退職の場合は数日間、すべての電話を無視すれば済みますが、就活生の場合、他社からの電話もありますから、知らない番号からの着信に一切出ないというわけにはいきません。

また、依頼者からすれば、相手先の会社がどういう反応をしたかは知りたいものです。電話連絡をあとにすることで、依頼者にきちんと報告することができます。

内定辞退届の文中には、「到着日に○○会社から、電話にて説明の連絡がありますので、そちらをお待ちください」など入れるといいでしょう。

内定辞退に憤るモンスター会社

「なんか、言いにくい」という理由で、内定辞退代行を利用する学生もいますが、多くが、「自分ひとりではとても言えない」と感じている内定者です。

そもそも、内定辞退は認められているものですし、誰にでもできるものです。書類の発行や引き継ぎなどの手続きは必要ありませんし、内定辞退届さえ送ってしまえば済む話です。会社側も「入社しない」と言っている以上、諦めるしかなく、多少不愉快そうな態度をとったとしても、それで終わるのが普通です。

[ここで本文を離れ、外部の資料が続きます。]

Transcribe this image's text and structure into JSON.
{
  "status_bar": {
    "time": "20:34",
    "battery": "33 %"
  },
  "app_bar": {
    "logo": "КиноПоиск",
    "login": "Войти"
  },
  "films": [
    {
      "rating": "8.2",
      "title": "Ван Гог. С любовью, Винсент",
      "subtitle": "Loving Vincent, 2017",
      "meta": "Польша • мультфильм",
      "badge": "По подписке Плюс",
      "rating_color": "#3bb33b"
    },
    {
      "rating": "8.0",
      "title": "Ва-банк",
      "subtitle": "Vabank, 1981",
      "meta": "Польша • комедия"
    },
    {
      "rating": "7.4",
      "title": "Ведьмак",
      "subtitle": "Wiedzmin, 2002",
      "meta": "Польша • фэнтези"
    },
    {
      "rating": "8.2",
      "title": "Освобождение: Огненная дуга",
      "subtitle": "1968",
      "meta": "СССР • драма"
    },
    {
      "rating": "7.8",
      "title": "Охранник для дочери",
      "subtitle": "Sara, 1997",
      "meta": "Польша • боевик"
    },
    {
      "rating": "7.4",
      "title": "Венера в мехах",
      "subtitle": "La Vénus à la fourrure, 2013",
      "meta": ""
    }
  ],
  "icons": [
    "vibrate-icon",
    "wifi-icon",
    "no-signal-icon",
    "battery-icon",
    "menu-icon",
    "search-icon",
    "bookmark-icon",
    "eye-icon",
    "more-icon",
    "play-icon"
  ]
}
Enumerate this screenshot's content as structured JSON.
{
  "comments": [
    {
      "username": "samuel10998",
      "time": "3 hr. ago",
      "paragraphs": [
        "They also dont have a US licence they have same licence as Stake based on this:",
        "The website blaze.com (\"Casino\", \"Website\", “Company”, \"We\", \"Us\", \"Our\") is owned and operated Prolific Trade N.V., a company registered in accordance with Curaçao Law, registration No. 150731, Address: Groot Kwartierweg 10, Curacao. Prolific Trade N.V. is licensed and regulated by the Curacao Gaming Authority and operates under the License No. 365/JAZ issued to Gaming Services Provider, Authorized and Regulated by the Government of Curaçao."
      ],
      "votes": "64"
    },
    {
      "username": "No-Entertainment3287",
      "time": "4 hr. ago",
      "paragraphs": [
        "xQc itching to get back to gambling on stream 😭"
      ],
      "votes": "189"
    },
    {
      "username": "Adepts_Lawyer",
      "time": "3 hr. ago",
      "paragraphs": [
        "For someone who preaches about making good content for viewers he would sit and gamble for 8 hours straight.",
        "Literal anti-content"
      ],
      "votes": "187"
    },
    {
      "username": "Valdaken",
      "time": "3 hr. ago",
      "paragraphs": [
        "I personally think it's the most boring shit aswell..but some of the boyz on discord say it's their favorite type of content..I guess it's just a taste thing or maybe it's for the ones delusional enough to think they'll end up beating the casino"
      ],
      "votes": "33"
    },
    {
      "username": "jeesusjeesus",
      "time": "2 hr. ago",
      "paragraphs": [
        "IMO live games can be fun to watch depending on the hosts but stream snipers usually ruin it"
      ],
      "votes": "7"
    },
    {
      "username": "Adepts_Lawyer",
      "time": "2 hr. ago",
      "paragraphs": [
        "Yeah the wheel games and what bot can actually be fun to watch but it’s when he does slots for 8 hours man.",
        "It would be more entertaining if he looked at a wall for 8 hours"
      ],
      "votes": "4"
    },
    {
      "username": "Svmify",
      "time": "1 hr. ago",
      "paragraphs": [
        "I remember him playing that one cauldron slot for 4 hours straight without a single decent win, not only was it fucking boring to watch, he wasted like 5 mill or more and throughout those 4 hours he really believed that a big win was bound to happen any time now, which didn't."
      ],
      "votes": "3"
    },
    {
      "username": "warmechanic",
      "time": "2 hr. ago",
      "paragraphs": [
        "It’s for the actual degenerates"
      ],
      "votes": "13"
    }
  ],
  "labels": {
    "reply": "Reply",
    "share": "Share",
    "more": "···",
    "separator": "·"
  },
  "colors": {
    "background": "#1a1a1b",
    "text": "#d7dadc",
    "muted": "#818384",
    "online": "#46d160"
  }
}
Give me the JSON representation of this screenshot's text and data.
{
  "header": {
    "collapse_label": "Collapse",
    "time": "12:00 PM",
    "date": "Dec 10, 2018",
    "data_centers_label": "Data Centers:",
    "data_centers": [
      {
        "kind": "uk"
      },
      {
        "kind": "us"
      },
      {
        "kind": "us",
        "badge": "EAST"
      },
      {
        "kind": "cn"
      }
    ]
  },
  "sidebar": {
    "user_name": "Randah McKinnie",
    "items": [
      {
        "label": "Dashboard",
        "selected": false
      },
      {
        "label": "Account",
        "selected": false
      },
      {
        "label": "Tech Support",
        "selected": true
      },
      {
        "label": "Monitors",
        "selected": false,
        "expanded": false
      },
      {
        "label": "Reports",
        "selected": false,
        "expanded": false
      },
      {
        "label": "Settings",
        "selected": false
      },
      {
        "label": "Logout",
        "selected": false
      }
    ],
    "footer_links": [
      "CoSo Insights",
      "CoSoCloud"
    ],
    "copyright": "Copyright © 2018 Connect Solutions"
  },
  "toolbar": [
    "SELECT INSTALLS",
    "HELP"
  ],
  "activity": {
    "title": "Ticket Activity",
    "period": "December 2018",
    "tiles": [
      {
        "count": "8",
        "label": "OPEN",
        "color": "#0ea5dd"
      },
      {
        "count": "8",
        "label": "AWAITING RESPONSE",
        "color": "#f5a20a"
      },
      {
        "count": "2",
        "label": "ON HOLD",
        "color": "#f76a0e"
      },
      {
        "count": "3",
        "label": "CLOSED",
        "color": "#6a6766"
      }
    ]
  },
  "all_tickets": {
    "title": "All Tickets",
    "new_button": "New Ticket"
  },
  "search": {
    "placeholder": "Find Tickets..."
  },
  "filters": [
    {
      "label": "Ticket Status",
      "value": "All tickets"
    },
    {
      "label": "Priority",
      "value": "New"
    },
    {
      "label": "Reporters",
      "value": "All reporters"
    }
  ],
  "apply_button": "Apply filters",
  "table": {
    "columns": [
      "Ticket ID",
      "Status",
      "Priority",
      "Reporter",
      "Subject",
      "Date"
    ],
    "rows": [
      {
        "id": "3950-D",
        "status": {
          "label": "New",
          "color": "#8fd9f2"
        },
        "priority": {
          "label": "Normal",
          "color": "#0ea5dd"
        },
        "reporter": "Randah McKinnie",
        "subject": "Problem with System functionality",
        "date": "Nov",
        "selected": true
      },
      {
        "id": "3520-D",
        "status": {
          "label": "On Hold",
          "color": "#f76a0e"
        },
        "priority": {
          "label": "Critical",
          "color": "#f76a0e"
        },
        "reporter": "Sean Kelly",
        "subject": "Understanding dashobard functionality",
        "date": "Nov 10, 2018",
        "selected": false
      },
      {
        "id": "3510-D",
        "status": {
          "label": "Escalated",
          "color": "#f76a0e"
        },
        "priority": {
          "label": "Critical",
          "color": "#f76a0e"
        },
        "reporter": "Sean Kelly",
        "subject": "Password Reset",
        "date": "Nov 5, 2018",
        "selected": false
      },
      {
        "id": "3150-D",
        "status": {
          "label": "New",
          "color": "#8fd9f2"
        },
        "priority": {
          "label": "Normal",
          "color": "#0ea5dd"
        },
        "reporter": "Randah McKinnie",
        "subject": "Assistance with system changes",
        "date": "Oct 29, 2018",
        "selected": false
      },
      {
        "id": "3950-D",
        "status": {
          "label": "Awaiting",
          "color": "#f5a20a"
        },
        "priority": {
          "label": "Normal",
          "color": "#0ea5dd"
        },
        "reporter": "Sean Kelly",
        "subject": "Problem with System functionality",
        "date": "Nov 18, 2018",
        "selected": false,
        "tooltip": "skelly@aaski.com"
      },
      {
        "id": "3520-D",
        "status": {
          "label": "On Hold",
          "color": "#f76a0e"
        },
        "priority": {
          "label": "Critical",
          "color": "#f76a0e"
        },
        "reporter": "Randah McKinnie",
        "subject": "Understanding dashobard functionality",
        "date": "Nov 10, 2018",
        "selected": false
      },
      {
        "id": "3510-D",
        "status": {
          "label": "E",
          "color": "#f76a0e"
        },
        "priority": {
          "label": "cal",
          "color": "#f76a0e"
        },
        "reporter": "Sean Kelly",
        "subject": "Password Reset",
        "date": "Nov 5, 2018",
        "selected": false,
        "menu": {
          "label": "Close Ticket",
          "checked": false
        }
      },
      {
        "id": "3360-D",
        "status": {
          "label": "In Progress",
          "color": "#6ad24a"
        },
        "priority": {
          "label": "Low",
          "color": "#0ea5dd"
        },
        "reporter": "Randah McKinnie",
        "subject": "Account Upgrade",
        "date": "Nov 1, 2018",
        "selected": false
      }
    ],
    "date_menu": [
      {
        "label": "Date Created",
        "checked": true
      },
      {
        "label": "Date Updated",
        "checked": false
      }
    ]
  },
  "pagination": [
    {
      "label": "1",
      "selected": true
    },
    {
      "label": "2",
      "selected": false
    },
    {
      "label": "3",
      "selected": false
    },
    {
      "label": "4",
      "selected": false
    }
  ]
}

にもかかわらず、代行に依頼するというのは、第三者の目がなければ、よほどムチャクチャなことを言いそうな会社の場合です。

モンスター会社の確率が高く、実際、内定辞退の代行時には理不尽に怒られることが多いものです。言われるのは、主にこの3つです。
「内定辞退は非常識だろ」
「不満があるなら面接で言えよ」
「自分で電話をかけてこいよ」

先の2つは、代行業者だからというわけではなく、本人が直接辞退の連絡を入れても向けられたであろう言葉です。こう言われても、代行業者はただ、謝るだけです。悪いことをしているわけではないので、本来謝る必要はありません。しかし、謝ったほうが話はスムーズに進むので、ただひたすらに謝ります。